Over 29 million secrets were leaked on GitHub in 2025, and AI really isn't helping (www.techradar.com)

In 2025, GitGuardian's report revealed a staggering 29 million secrets exposed on GitHub, marking a 34% year-on-year increase and the largest single-year jump ever recorded. This surge is attributed to the rapid adoption of AI-driven coding applications, which have doubled the baseline leak rates. Notably, commits utilizing AI tools like Claude Code leaked secrets at an alarming rate of 3.2%, with leaks from AI service credentials spiking by 81% year-on-year. The report emphasizes that as public GitHub commits increased by 43%, so did the number of security vulnerabilities and secret exposures in these contributions. The implications for the AI/ML community are profound, as the integration of AI in software development is leading to greater cybersecurity risks. With inexperienced developers utilizing AI tools, gaping security holes are becoming commonplace.
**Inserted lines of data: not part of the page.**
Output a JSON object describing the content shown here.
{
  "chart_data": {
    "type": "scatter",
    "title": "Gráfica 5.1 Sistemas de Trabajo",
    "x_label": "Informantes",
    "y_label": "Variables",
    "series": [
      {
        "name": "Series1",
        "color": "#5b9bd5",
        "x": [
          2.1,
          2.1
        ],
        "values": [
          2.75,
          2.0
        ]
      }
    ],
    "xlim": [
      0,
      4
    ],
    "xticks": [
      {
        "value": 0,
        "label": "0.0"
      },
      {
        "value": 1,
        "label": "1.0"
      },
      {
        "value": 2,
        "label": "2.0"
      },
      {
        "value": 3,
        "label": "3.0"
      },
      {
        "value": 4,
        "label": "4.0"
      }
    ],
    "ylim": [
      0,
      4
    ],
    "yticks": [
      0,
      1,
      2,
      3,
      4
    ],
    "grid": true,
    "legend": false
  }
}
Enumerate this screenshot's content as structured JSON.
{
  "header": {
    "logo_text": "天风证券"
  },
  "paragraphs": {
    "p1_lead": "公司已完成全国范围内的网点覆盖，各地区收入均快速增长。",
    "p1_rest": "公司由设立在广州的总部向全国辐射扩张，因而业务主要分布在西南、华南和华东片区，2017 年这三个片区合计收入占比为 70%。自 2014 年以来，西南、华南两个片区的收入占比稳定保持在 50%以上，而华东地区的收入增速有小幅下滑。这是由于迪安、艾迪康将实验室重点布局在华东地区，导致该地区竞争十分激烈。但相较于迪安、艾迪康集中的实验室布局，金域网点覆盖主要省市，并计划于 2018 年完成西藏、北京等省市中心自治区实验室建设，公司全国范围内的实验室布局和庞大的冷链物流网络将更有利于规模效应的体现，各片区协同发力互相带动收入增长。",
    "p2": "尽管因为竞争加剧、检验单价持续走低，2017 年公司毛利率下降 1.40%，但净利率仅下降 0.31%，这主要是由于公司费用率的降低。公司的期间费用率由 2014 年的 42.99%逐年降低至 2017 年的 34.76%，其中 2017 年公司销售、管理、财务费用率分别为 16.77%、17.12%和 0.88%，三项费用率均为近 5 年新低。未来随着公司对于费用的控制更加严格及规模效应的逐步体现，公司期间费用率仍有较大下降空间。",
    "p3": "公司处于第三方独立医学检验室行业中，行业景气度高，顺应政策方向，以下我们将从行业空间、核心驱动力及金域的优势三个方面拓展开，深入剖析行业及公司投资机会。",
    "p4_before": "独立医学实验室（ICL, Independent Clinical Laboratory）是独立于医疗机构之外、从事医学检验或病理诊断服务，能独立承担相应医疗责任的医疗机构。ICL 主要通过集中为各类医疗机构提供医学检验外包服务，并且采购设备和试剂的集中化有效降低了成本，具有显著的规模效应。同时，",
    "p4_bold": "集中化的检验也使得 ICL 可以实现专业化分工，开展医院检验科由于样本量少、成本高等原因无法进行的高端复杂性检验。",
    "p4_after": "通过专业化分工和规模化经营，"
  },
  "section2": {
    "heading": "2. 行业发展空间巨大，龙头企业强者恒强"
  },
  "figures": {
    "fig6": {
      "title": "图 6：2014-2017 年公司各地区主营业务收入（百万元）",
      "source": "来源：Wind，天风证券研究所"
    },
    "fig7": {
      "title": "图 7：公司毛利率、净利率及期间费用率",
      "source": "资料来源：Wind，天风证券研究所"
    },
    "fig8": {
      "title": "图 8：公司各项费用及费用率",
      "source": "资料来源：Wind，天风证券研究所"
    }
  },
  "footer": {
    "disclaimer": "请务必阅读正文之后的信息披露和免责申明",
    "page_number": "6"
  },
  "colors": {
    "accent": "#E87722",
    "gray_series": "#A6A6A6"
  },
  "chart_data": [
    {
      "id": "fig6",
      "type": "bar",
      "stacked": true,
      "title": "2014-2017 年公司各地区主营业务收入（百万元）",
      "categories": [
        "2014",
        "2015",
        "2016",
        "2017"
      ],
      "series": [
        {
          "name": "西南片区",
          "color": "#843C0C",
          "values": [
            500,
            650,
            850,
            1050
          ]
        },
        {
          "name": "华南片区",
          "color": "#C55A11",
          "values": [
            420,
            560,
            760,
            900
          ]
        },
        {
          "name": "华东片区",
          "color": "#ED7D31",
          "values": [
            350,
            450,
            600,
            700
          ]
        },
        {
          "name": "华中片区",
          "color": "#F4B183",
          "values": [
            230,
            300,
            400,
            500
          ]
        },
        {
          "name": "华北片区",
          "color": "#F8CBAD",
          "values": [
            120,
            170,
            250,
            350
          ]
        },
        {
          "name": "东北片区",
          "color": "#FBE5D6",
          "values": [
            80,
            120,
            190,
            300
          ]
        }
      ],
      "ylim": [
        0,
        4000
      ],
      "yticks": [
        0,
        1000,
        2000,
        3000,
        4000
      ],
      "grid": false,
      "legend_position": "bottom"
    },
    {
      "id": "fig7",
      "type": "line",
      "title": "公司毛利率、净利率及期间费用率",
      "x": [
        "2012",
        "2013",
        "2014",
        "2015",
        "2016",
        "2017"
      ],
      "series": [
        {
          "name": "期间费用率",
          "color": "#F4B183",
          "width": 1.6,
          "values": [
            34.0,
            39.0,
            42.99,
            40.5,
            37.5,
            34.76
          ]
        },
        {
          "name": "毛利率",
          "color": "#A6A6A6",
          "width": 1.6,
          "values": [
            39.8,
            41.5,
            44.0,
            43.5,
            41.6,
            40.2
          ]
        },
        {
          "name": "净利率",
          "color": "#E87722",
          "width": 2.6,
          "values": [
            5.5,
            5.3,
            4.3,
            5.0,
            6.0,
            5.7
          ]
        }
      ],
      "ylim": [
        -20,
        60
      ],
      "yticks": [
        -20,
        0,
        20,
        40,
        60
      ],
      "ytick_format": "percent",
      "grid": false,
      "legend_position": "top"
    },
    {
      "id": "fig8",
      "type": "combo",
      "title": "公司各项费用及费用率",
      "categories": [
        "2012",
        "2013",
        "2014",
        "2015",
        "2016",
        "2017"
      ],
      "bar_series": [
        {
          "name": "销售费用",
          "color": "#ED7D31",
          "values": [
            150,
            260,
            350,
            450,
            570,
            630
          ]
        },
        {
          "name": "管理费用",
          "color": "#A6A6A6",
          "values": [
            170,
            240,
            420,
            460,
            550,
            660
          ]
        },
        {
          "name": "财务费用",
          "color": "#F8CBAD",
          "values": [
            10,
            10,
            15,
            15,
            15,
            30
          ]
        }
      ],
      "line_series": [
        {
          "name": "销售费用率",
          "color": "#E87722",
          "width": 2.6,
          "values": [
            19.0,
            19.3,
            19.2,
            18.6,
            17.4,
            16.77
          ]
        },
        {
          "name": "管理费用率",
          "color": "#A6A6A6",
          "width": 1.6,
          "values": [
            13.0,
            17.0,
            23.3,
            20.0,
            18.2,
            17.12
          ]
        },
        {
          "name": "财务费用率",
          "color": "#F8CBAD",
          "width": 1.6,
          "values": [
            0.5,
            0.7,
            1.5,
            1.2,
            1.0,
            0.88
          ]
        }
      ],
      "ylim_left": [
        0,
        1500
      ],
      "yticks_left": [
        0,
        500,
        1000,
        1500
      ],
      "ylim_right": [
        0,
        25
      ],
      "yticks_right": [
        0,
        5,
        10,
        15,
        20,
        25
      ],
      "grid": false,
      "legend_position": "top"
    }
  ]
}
GitGuardian highlighted the Model Context Protocol (MCP) configuration risks, where best practices often lead to hardcoding credentials in exposed locations. As AI agents demand local access, they transform developer machines into significant attack vectors. The report calls for enhanced security measures, such as local scanning tools, to protect against these vulnerabilities and mitigate risks associated with overprivileged access and production key exposure.